朝鮮王朝は第14代宣祖(ソンジョン:선조)から第18代顕宗(ヒョンジョン:현종)までは、清と日本という外敵の侵入によるダメージを受け、国力が急激に低下した時代でした。そして、第16代仁祖(インジョ:인조)の息子である孝宗(ヒョジョン)と、孝宗の息子である顕宗は何も出来なかった王として評価されています。
孝宗(ヒョジョン)は仁祖の次男で昭顕世子(ソヒョンセジャ:소현세자)の実の弟です。世子(セジャ:세자)になるまでは鳳林大君(ポンリムデグン:봉림대군)と呼ばれていました。

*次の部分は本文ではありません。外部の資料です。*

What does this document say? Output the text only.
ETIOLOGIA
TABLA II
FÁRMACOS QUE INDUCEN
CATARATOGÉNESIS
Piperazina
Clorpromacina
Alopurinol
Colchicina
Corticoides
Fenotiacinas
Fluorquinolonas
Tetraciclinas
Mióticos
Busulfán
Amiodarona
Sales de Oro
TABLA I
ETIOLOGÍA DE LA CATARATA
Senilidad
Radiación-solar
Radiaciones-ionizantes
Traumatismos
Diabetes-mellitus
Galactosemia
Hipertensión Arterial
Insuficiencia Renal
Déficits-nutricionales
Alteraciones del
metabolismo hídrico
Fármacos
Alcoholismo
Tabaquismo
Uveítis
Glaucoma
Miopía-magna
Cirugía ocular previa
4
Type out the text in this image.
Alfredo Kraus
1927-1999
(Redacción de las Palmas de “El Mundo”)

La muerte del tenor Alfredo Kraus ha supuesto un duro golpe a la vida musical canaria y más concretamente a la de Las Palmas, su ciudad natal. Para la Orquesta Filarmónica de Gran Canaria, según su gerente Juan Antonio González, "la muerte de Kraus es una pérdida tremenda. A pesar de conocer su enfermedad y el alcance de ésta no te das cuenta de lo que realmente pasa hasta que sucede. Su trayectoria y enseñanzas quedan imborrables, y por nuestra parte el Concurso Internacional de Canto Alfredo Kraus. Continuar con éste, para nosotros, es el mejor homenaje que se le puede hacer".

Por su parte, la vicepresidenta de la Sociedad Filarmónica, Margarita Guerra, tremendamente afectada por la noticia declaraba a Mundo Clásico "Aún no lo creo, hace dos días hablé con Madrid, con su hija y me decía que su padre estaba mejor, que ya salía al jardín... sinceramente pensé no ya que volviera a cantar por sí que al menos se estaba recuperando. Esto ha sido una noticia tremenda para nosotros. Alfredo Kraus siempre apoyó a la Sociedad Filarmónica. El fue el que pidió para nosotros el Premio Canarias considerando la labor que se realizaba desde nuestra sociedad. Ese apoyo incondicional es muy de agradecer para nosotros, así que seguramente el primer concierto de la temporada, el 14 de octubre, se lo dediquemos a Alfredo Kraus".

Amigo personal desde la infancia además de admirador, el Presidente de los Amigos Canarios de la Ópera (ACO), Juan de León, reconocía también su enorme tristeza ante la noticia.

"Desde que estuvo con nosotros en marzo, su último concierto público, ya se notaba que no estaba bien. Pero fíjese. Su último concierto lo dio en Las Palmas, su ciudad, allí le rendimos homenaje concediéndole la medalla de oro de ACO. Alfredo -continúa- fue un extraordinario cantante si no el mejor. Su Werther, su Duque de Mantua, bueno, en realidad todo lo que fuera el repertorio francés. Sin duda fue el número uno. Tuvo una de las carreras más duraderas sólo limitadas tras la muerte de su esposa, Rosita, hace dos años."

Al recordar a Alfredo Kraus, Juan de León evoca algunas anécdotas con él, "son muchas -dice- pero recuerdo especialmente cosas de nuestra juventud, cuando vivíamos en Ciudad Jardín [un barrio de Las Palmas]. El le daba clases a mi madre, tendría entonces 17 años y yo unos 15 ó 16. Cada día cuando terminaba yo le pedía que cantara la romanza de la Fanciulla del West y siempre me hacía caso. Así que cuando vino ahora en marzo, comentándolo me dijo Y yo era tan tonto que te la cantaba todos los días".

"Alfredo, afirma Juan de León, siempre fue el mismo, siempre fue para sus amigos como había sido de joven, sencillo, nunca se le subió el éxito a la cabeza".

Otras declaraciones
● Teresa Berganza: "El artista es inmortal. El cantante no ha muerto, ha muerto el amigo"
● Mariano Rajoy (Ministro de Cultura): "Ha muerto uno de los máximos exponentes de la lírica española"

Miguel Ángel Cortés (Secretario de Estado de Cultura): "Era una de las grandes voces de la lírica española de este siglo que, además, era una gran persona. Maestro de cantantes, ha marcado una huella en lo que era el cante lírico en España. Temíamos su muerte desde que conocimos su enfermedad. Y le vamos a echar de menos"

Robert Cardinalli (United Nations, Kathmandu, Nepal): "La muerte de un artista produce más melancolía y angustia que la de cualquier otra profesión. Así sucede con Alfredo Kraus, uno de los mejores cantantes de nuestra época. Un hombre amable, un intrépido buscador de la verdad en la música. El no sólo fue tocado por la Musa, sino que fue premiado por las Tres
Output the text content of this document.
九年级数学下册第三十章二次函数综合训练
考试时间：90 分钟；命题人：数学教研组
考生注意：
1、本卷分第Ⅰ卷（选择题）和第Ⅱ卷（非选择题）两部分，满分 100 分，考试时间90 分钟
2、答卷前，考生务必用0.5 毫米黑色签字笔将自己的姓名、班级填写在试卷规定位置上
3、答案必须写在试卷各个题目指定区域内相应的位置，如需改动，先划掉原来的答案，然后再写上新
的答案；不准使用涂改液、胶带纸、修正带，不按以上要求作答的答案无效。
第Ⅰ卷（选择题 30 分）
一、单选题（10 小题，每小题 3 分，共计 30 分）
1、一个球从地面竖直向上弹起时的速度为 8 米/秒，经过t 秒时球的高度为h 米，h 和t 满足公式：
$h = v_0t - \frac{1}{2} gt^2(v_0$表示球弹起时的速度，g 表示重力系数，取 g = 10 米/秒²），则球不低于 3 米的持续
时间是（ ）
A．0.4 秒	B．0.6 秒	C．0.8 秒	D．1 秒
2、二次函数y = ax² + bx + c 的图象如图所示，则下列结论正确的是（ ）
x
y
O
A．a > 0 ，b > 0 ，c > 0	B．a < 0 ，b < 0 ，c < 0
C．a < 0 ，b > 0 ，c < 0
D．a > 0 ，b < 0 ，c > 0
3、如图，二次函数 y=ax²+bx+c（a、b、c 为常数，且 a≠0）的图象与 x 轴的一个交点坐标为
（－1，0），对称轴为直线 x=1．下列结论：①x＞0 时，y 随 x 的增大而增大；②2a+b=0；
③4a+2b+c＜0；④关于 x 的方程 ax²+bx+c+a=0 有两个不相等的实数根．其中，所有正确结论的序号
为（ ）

彼は兄とともに清の人質となり8年間を清で過ごしました。兄が親清派として清の文物を多くを学び帰国後の祖国復興に備えたのに対し、鳳林大君は反清として忸怩たる思いを抱えていました。
帰国後、兄の不審死により世子となり、父王の死とともに王位に着きました。そして、清を征伐する北伐(プクボル:북벌)政策を推し進めていきます。これには、本人の意志のみならず、少年期来の師父で儒学の大家・宋時烈(ソン・シヨル:송시열)の影響もありました。
イ・ビョンフン監督はトンイでも馬医でもなぜか宋時烈を登場させないのですが、彼はこの時代の超大物です。つい十数年前まで韓国では同じ姓で同じ本貫の者どうしは結婚出来なかったのですが、本来あった儒教の教えを厳格化し近年までルール付けたのが彼でした。
詳しくはコチラ → 宋時烈(ソン・シヨル)と不娶同姓
北伐には名分はあるものの、いくら朝鮮が軍事を強化しても清に対抗できるレベルには到達しませんでした。ましてや、一度壊滅的なダメージを受けていたため、号令だけが虚しく響きました。
また、昭顕世子(ソヒョンセジャ)の子息が複数名いたにもかかわらず世子を経て王になったことからもわかるように、彼は常に宗統(チョントン:종통)の問題を抱えていました。そもそも父王も神輿に乗せられて一介の王族から王になった人でしたので、王としての正当性が著しく弱かったのです。
経済施策においては多少評価される部分はあるものの、結局、孝宗(ヒョジョン)は何も出来なかった王であり11年の治世の評価も芳しくありません。
そして、受け継がれるべきでないこの王権の弱体化は息子・顕宗(ヒョンジョン)にも自然と受け継がれていくこととなります。